Another consideration remains very relevant, sources say, depending on the Mifid II outcome: regulatory arbitrage and ring-fencing.

“It’s ironic, in fact, that the big asset managers that could potentially benefit from these rules have indicated that they understand the unintended consequences that a hard unbundling could have on the availability of research,” says Westminster co-president Chris Tiscornia. “While there is a concern for both buy-side cost and sell-side research that a global manager might look at the proposed rules and take the most conservative approach—implementing standards across all their businesses—some shops could move operations to regions with a more favorable regulatory climate, or ring-fence the rest of their global operations.”

As the equity research house’s head of commission management, who is also involved with the Alliance to Preserve Investment Research (Apir), an industry group, puts it, keeping separate US accounts and balanced accounts could produce a “potential tech play” for providers as well.

But in the end, he sees most firms sucking up the cost themselves. “Ninety percent or more will just pay out of P&L; it’s not that they want to, so much as because they know it will be a nightmare to do the RPAs in the way they’re currently proposed. But like everyone, we’re waiting for ESMA’s final ruling.”


The other key, Tiscornia says, is that much of the innovation in the research space is being produced by independent providers—using satellite imagery, web-scraping, credit card purchase data, social media and other big data—which has allowed the buy side closer proximity to the raw information, breaking down the long-established buy–sell relationship. “This mirrors what’s going on in society itself, where clients are trying to get as close to the data as they can to make informed decisions, complementing their use of traditional research to arrive at their opinion whether to buy, sell or hold a position,” Tiscornia says.

Toms describes this as a revolution in “reverse inquiry” for research, where the buy side is now “pulling” research to them, rather than having it pushed upon them, and he says many in the research and commission space are eyeing app-store models to bring these together, just as they're preparing for the new rules.

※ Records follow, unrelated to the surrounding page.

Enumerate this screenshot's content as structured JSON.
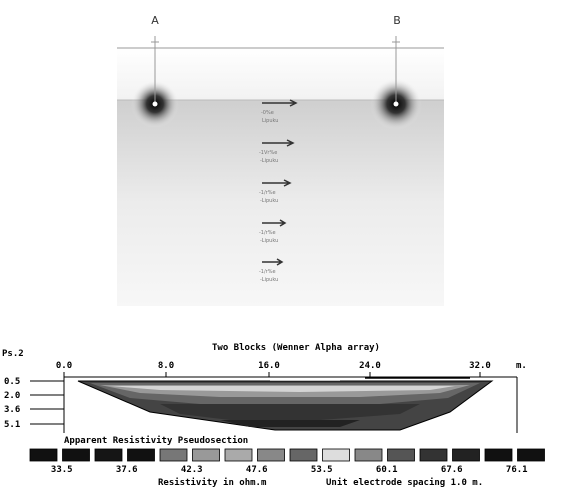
{
  "top_panel": {
    "electrode_a": "A",
    "electrode_b": "B",
    "probes": [
      {
        "line1": "-0%e",
        "line2": "Lipuku"
      },
      {
        "line1": "-1Vr%e",
        "line2": "-Lipuku"
      },
      {
        "line1": "-1/r%e",
        "line2": "-Lipuku"
      },
      {
        "line1": "-1/r%e",
        "line2": "-Lipuku"
      },
      {
        "line1": "-1/r%e",
        "line2": "-Lipuku"
      }
    ]
  },
  "bottom_panel": {
    "title": "Two Blocks (Wenner Alpha array)",
    "ps_label": "Ps.2",
    "x_ticks": [
      "0.0",
      "8.0",
      "16.0",
      "24.0",
      "32.0"
    ],
    "x_unit": "m.",
    "depth_ticks": [
      "0.5",
      "2.0",
      "3.6",
      "5.1"
    ],
    "section_label": "Apparent Resistivity Pseudosection",
    "legend_values": [
      "33.5",
      "37.6",
      "42.3",
      "47.6",
      "53.5",
      "60.1",
      "67.6",
      "76.1"
    ],
    "legend_colors": [
      "#111111",
      "#111111",
      "#151515",
      "#111111",
      "#777777",
      "#999999",
      "#aaaaaa",
      "#888888",
      "#666666",
      "#dddddd",
      "#888888",
      "#555555",
      "#333333",
      "#222222",
      "#111111",
      "#111111"
    ],
    "footer_left": "Resistivity in ohm.m",
    "footer_right": "Unit electrode spacing 1.0 m."
  }
}
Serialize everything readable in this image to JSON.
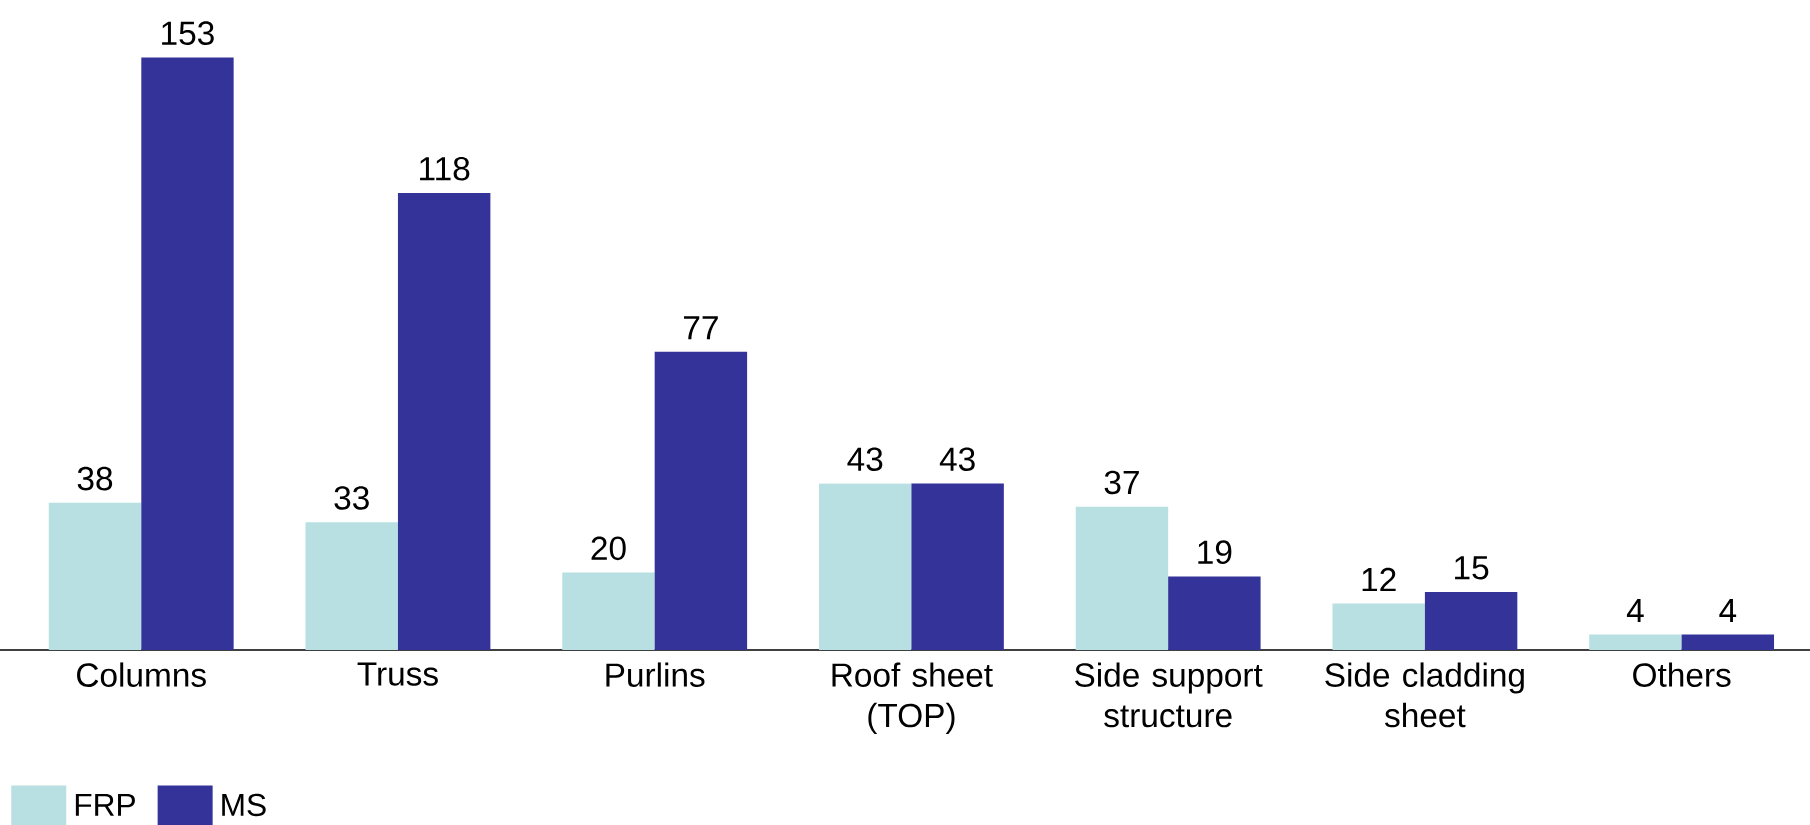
{
  "chart_data": {
    "type": "bar",
    "categories": [
      "Columns",
      "Truss",
      "Purlins",
      "Roof sheet (TOP)",
      "Side support structure",
      "Side cladding sheet",
      "Others"
    ],
    "series": [
      {
        "name": "FRP",
        "color": "#b8e0e2",
        "values": [
          38,
          33,
          20,
          43,
          37,
          12,
          4
        ]
      },
      {
        "name": "MS",
        "color": "#333399",
        "values": [
          153,
          118,
          77,
          43,
          19,
          15,
          4
        ]
      }
    ],
    "data_labels": true,
    "legend": "bottom left"
  }
}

Will Mifid II prove lethal? Maybe not, but a classic function that once felt calm and casual now seems anything but.

Salient Points

  • Typically funded by commissions from the buy side, sell-side research is bracing for a potentially huge disruption as ESMA continues its work on Mifid II. In particular, the proposed rules in play would require new methods of funding—either through client-specific accounts known as RPAs, or through firms’ own P&L—as well as better dexterity around broker vote and budgeting processes.
  • Technology providers in the space are using current CSA aggregation platforms as well as borrowing from portfolio accounting systems to develop a workflow suitable for firms looking to employ RPAs, though there is an expectation that many managers may look at regulatory arbitrage or ring-fencing possibilities instead.
  • The situation has only served to further dis-intermediate the traditional buy side–sell side relationship for research as more buy-side firms seek raw data and information to plug into their internal research functions.